What followed for us that night was almost as baleful as what we had evaded: we were abroad hour after hour in an alpine storm, miners in the colliery of the night, sometimes standing still, dreading to take a step; indeed, it is strange that we were not many times dashed to death, for one could not see the mountains, nor the ground, nor the sky on high, all on all hands was swallowed up in awe, the heart failed at the great rivers of grief which the deluges of wind poured through the forests.
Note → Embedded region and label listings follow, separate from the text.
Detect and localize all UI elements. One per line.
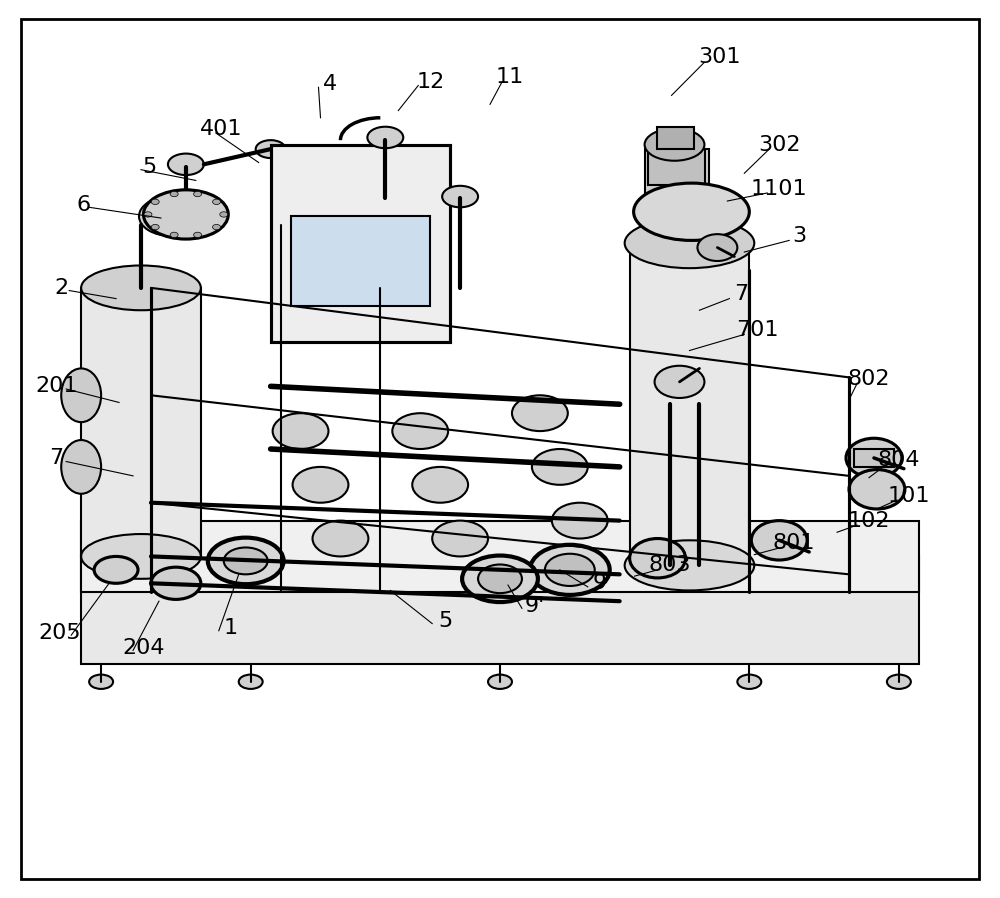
Ellipse shape <box>887 674 911 689</box>
Text: 7: 7 <box>49 448 63 468</box>
Ellipse shape <box>367 127 403 148</box>
Bar <box>271 145 450 341</box>
Text: 5: 5 <box>142 157 156 177</box>
Bar <box>657 127 694 149</box>
Text: 11: 11 <box>496 67 524 87</box>
Bar <box>630 243 749 566</box>
Ellipse shape <box>213 199 221 205</box>
Ellipse shape <box>432 521 488 557</box>
Ellipse shape <box>194 233 202 238</box>
Text: 301: 301 <box>698 47 741 66</box>
Ellipse shape <box>170 191 178 197</box>
Ellipse shape <box>478 565 522 594</box>
Ellipse shape <box>151 568 201 599</box>
Text: 302: 302 <box>758 135 800 154</box>
Ellipse shape <box>545 554 595 586</box>
Bar <box>648 149 705 185</box>
Ellipse shape <box>625 218 754 269</box>
Text: 801: 801 <box>773 533 815 553</box>
Text: 5: 5 <box>438 611 452 631</box>
Ellipse shape <box>194 191 202 197</box>
Text: 204: 204 <box>123 638 165 657</box>
Ellipse shape <box>512 395 568 431</box>
Ellipse shape <box>256 140 286 158</box>
Bar <box>854 449 894 467</box>
Ellipse shape <box>462 556 538 602</box>
Text: 401: 401 <box>200 119 242 138</box>
Ellipse shape <box>849 470 905 509</box>
Ellipse shape <box>532 449 588 485</box>
Text: 2: 2 <box>54 277 68 298</box>
Bar <box>81 557 919 664</box>
Ellipse shape <box>81 534 201 579</box>
Ellipse shape <box>530 545 610 594</box>
Ellipse shape <box>81 266 201 310</box>
Ellipse shape <box>220 212 228 217</box>
Text: 12: 12 <box>416 72 444 92</box>
Ellipse shape <box>645 128 704 161</box>
Ellipse shape <box>625 541 754 591</box>
Ellipse shape <box>170 233 178 238</box>
Text: 4: 4 <box>323 74 338 93</box>
Ellipse shape <box>213 224 221 230</box>
Text: 7: 7 <box>734 284 748 304</box>
Bar <box>291 216 430 305</box>
Bar <box>645 149 709 203</box>
Ellipse shape <box>751 521 807 560</box>
Ellipse shape <box>144 212 152 217</box>
Text: 804: 804 <box>878 450 920 470</box>
Text: 205: 205 <box>38 622 81 643</box>
Bar <box>81 288 201 557</box>
Ellipse shape <box>293 467 348 503</box>
Text: 1101: 1101 <box>751 180 808 199</box>
Ellipse shape <box>139 197 203 236</box>
Text: 802: 802 <box>848 369 890 389</box>
Ellipse shape <box>224 548 268 575</box>
Text: 6: 6 <box>76 195 90 215</box>
Text: 102: 102 <box>848 511 890 531</box>
Bar <box>81 521 919 593</box>
Ellipse shape <box>143 189 228 239</box>
Ellipse shape <box>392 413 448 449</box>
Ellipse shape <box>488 674 512 689</box>
Text: 803: 803 <box>648 555 691 576</box>
Ellipse shape <box>634 183 749 241</box>
Ellipse shape <box>61 440 101 494</box>
Ellipse shape <box>552 503 608 539</box>
Text: 201: 201 <box>35 376 77 396</box>
Ellipse shape <box>697 234 737 261</box>
Text: 701: 701 <box>736 320 779 340</box>
Ellipse shape <box>208 538 284 585</box>
Text: 9: 9 <box>593 573 607 594</box>
Ellipse shape <box>273 413 328 449</box>
Ellipse shape <box>737 674 761 689</box>
Ellipse shape <box>61 368 101 422</box>
Ellipse shape <box>151 199 159 205</box>
Ellipse shape <box>89 674 113 689</box>
Ellipse shape <box>655 365 704 398</box>
Ellipse shape <box>313 521 368 557</box>
Ellipse shape <box>630 539 685 578</box>
Text: 1: 1 <box>224 618 238 638</box>
Text: 9': 9' <box>525 595 545 616</box>
Ellipse shape <box>239 674 263 689</box>
Ellipse shape <box>151 224 159 230</box>
Ellipse shape <box>442 186 478 207</box>
Ellipse shape <box>168 154 204 175</box>
Ellipse shape <box>846 438 902 478</box>
Ellipse shape <box>94 557 138 584</box>
Text: 3: 3 <box>792 226 806 246</box>
Ellipse shape <box>412 467 468 503</box>
Text: 101: 101 <box>888 486 930 506</box>
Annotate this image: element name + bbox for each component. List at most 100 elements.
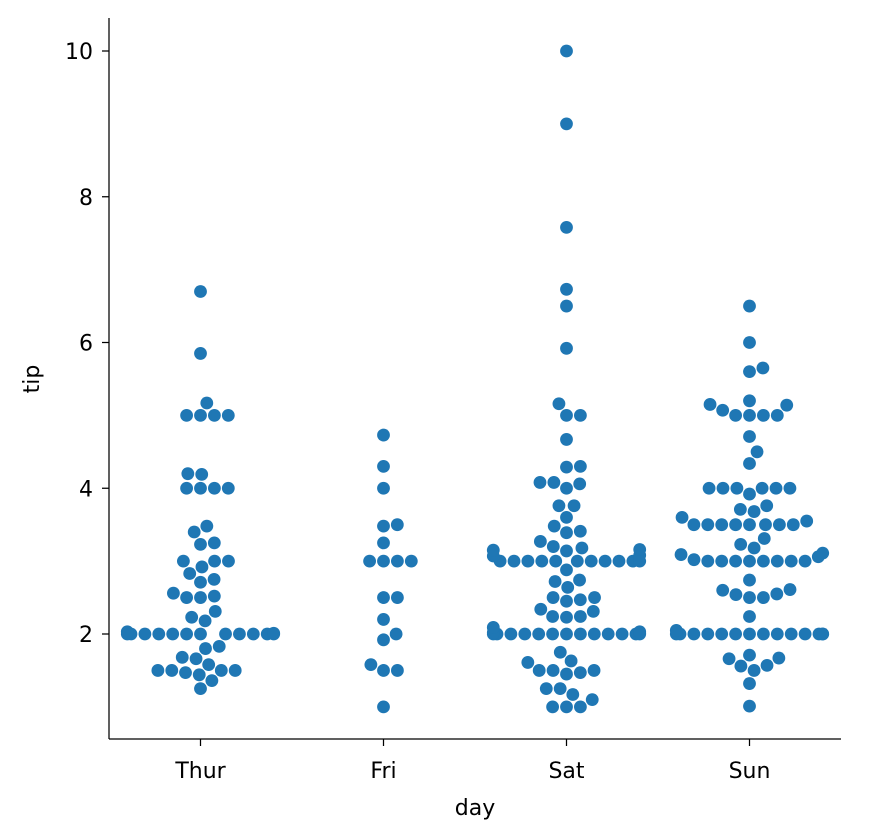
data-point xyxy=(701,627,715,641)
data-point xyxy=(194,591,207,604)
data-point xyxy=(221,481,235,495)
data-point xyxy=(687,518,701,532)
data-point xyxy=(180,408,194,422)
data-point xyxy=(175,650,189,664)
data-point xyxy=(195,468,209,481)
data-point xyxy=(574,408,587,422)
data-point xyxy=(547,476,561,489)
data-point xyxy=(702,481,716,495)
data-point xyxy=(783,583,797,596)
data-point xyxy=(747,541,761,555)
data-point xyxy=(743,677,756,690)
y-tick-label: 10 xyxy=(65,40,93,65)
data-point xyxy=(552,397,566,411)
data-point xyxy=(214,664,228,677)
data-point xyxy=(185,610,199,624)
data-point xyxy=(189,652,203,666)
data-point xyxy=(389,627,403,641)
data-point xyxy=(584,554,598,568)
data-point xyxy=(729,588,743,602)
data-point xyxy=(772,651,786,665)
data-point xyxy=(391,591,404,604)
data-point xyxy=(179,666,192,680)
data-points xyxy=(120,44,830,714)
data-point xyxy=(546,627,559,641)
data-point xyxy=(390,518,404,532)
data-point xyxy=(535,554,549,568)
data-point xyxy=(730,481,744,495)
data-point xyxy=(716,583,730,597)
data-point xyxy=(743,336,756,349)
data-point xyxy=(770,627,784,641)
data-point xyxy=(377,591,390,604)
data-point xyxy=(486,543,500,557)
data-point xyxy=(674,548,688,561)
data-point xyxy=(734,659,748,673)
data-point xyxy=(233,627,246,641)
data-point xyxy=(246,627,260,641)
data-point xyxy=(570,554,584,568)
data-point xyxy=(770,408,784,422)
data-point xyxy=(729,408,742,422)
data-point xyxy=(560,594,573,608)
y-tick-label: 2 xyxy=(79,623,93,648)
data-point xyxy=(199,642,212,655)
data-point xyxy=(786,518,800,532)
data-point xyxy=(601,627,615,641)
y-tick-label: 8 xyxy=(79,186,93,211)
data-point xyxy=(518,627,532,641)
data-point xyxy=(675,511,689,524)
data-point xyxy=(552,499,566,513)
data-point xyxy=(138,627,152,641)
data-point xyxy=(546,610,560,623)
data-point xyxy=(598,554,612,568)
data-point xyxy=(757,554,770,568)
data-point xyxy=(152,627,166,641)
data-point xyxy=(573,593,587,607)
data-point xyxy=(560,408,573,422)
data-point xyxy=(560,511,573,524)
data-point xyxy=(180,591,194,604)
data-point xyxy=(564,654,578,668)
data-point xyxy=(715,518,729,532)
data-point xyxy=(560,460,573,474)
data-point xyxy=(743,408,756,422)
data-point xyxy=(733,502,747,516)
data-point xyxy=(587,664,601,677)
data-point xyxy=(586,605,600,618)
data-point xyxy=(816,627,830,641)
data-point xyxy=(770,554,784,568)
data-point xyxy=(208,408,221,422)
y-tick-label: 6 xyxy=(79,332,93,357)
data-point xyxy=(202,658,216,672)
data-point xyxy=(208,481,221,495)
data-point xyxy=(547,519,561,533)
data-point xyxy=(560,481,573,495)
data-point xyxy=(194,285,207,298)
data-point xyxy=(364,658,378,672)
data-point xyxy=(743,627,756,641)
data-point xyxy=(208,605,222,618)
data-point xyxy=(176,554,190,568)
data-point xyxy=(743,554,756,568)
data-point xyxy=(772,518,786,532)
data-point xyxy=(521,656,535,669)
data-point xyxy=(222,554,235,568)
data-point xyxy=(546,540,560,553)
data-point xyxy=(743,487,756,501)
data-point xyxy=(183,567,197,580)
data-point xyxy=(722,652,736,666)
data-point xyxy=(784,627,798,641)
data-point xyxy=(573,477,587,491)
data-point xyxy=(747,664,761,677)
data-point xyxy=(207,572,221,586)
data-point xyxy=(507,554,521,568)
data-point xyxy=(633,543,647,556)
data-point xyxy=(560,563,573,577)
data-point xyxy=(703,398,717,411)
x-tick-label: Thur xyxy=(174,759,226,784)
data-point xyxy=(566,688,580,701)
data-point xyxy=(377,536,390,550)
data-point xyxy=(546,700,559,714)
data-point xyxy=(755,481,769,495)
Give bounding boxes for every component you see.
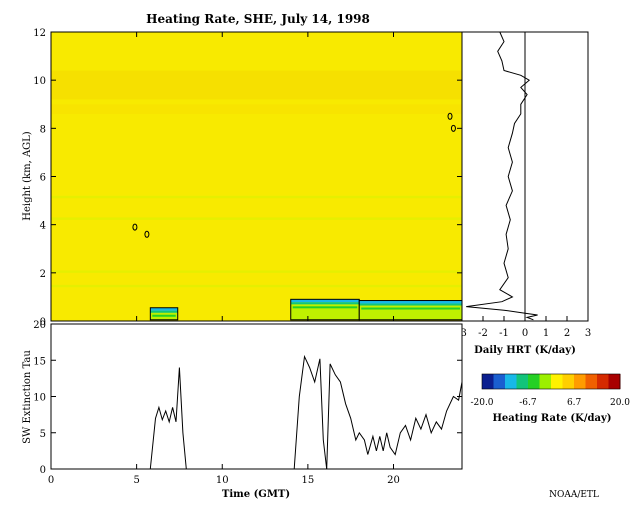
tau-panel: 0 5 10 15 20 0 5 10 15 20 SW Extinction Tau Time… xyxy=(22,320,463,500)
heatmap-band xyxy=(51,104,462,114)
colorbar-cells xyxy=(482,374,621,389)
heatmap-band xyxy=(51,70,462,100)
profile-series-line xyxy=(466,31,538,321)
profile-x-tick-label: 2 xyxy=(564,328,570,339)
colorbar-cell xyxy=(574,374,586,389)
tau-series xyxy=(149,354,463,470)
credit-label: NOAA/ETL xyxy=(549,490,599,500)
heatmap-contour-spot xyxy=(447,112,453,120)
tau-y-tick-label: 20 xyxy=(33,320,46,331)
tau-x-tick-label: 0 xyxy=(48,475,54,486)
heatmap-cloud-block xyxy=(290,298,360,321)
colorbar-cell xyxy=(608,374,621,389)
heatmap-cloud-blocks xyxy=(149,298,463,321)
colorbar-ticks: -20.0 -6.7 6.7 20.0 xyxy=(470,398,630,408)
colorbar-cell xyxy=(528,374,540,389)
heatmap-cloud-block xyxy=(358,300,463,321)
tau-y-tick-label: 10 xyxy=(33,393,46,404)
heatmap-band xyxy=(51,195,462,199)
colorbar-cell xyxy=(539,374,552,389)
colorbar-tick-label: -6.7 xyxy=(519,398,537,408)
colorbar-cell xyxy=(516,374,529,389)
tau-frame xyxy=(50,323,463,470)
heatmap-contour-spot xyxy=(450,124,456,132)
colorbar-label: Heating Rate (K/day) xyxy=(492,413,611,424)
heatmap-y-tick-label: 2 xyxy=(40,269,46,280)
tau-series-line xyxy=(326,363,463,470)
profile-x-tick-label: 0 xyxy=(522,328,528,339)
heatmap-y-tick-label: 0 xyxy=(40,317,46,328)
profile-x-tick-label: -1 xyxy=(499,328,509,339)
colorbar-cell xyxy=(551,374,563,389)
colorbar-cell xyxy=(562,374,575,389)
tau-y-label: SW Extinction Tau xyxy=(22,350,33,444)
tau-y-tick-label: 0 xyxy=(40,465,46,476)
tau-y-ticks: 0 5 10 15 20 xyxy=(33,320,462,476)
heatmap-contour-spot xyxy=(132,223,138,231)
heatmap-contour-spots xyxy=(132,112,456,238)
colorbar-cell xyxy=(597,374,609,389)
heatmap-y-tick-label: 8 xyxy=(40,124,46,135)
heatmap-band xyxy=(51,270,462,273)
colorbar-tick-label: 20.0 xyxy=(610,398,630,408)
heatmap-y-tick-label: 12 xyxy=(33,28,46,39)
colorbar-tick-label: -20.0 xyxy=(470,398,493,408)
colorbar-cell xyxy=(585,374,598,389)
profile-x-tick-label: 3 xyxy=(585,328,591,339)
heatmap-y-ticks: 0 2 4 6 8 10 12 xyxy=(33,28,462,328)
colorbar-frame xyxy=(481,373,621,390)
heatmap-panel: 0 2 4 6 8 10 12 Height (km, AGL) xyxy=(22,28,463,328)
profile-x-tick-label: -2 xyxy=(478,328,488,339)
colorbar-cell xyxy=(493,374,506,389)
heatmap-contour-spot xyxy=(144,230,150,238)
colorbar-cell xyxy=(482,374,494,389)
tau-x-tick-label: 20 xyxy=(387,475,400,486)
tau-x-tick-label: 5 xyxy=(133,475,139,486)
tau-x-tick-label: 10 xyxy=(216,475,229,486)
chart-title: Heating Rate, SHE, July 14, 1998 xyxy=(146,12,370,26)
heatmap-band xyxy=(51,284,462,288)
tau-series-line xyxy=(293,354,328,470)
colorbar: -20.0 -6.7 6.7 20.0 Heating Rate (K/day) xyxy=(470,373,630,424)
tau-x-tick-label: 15 xyxy=(302,475,315,486)
tau-x-ticks: 0 5 10 15 20 xyxy=(48,464,400,486)
profile-x-label: Daily HRT (K/day) xyxy=(474,345,576,356)
tau-y-tick-label: 15 xyxy=(33,356,46,367)
heatmap-band xyxy=(51,217,462,220)
colorbar-tick-label: 6.7 xyxy=(567,398,582,408)
heatmap-bands xyxy=(51,70,462,288)
heatmap-cloud-block xyxy=(149,307,179,321)
heatmap-y-tick-label: 10 xyxy=(33,76,46,87)
tau-x-label: Time (GMT) xyxy=(222,489,290,500)
tau-y-tick-label: 5 xyxy=(40,429,46,440)
profile-x-tick-label: 1 xyxy=(543,328,549,339)
heatmap-y-tick-label: 6 xyxy=(40,173,46,184)
colorbar-cell xyxy=(505,374,517,389)
tau-series-line xyxy=(149,367,187,470)
heatmap-y-label: Height (km, AGL) xyxy=(22,131,33,221)
heatmap-y-tick-label: 4 xyxy=(40,221,46,232)
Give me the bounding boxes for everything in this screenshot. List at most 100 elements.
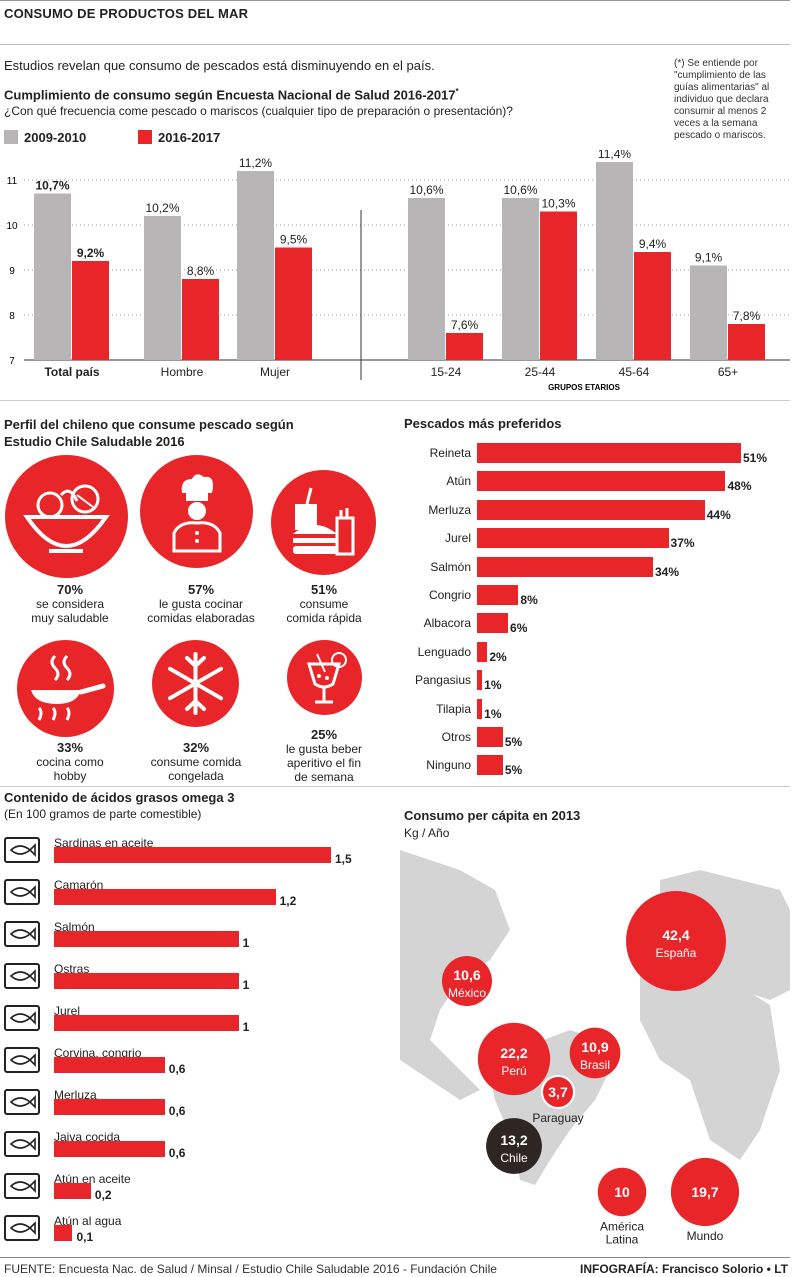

It must have been long past midnight when, by a feat of luck, we hit upon a hut in which was one poor woman, living that hermit-life which they call almen-leben, with a few kine only for companions; she took us in, and succoured us; and with such greed did we eat out and still eat out this good Gretel's larder that our griefs ended in laughter.
When at last we were lying wrapped in blankets in a gloom beshone by a blush from the stove, I whispered to Langler: "did you hear the 'there is' in English from the cliff?" "No," said he, "I think not." "But was not the voice at all familiar?" "I thought, Arthur, that it resembled Baron Kolár's." "So did I," I said.
Outside the winds worked, venting brokenly and gruff like breakers of oceans thundering on unearthly shores, while for some time I lay too fore-done to sleep, pondering the wonder of that voice in the night. If it was truly Baron Kolár's—I am still not sure of it!—what, I asked myself, could be his motive? Had he merely wished to prove to us his absolute power over our lives? Or had this terrible man meant to destroy us, but relented in the midst? I oftentimes think that he had a liking for Langler.... But I could not solve the riddle, and before long was asleep.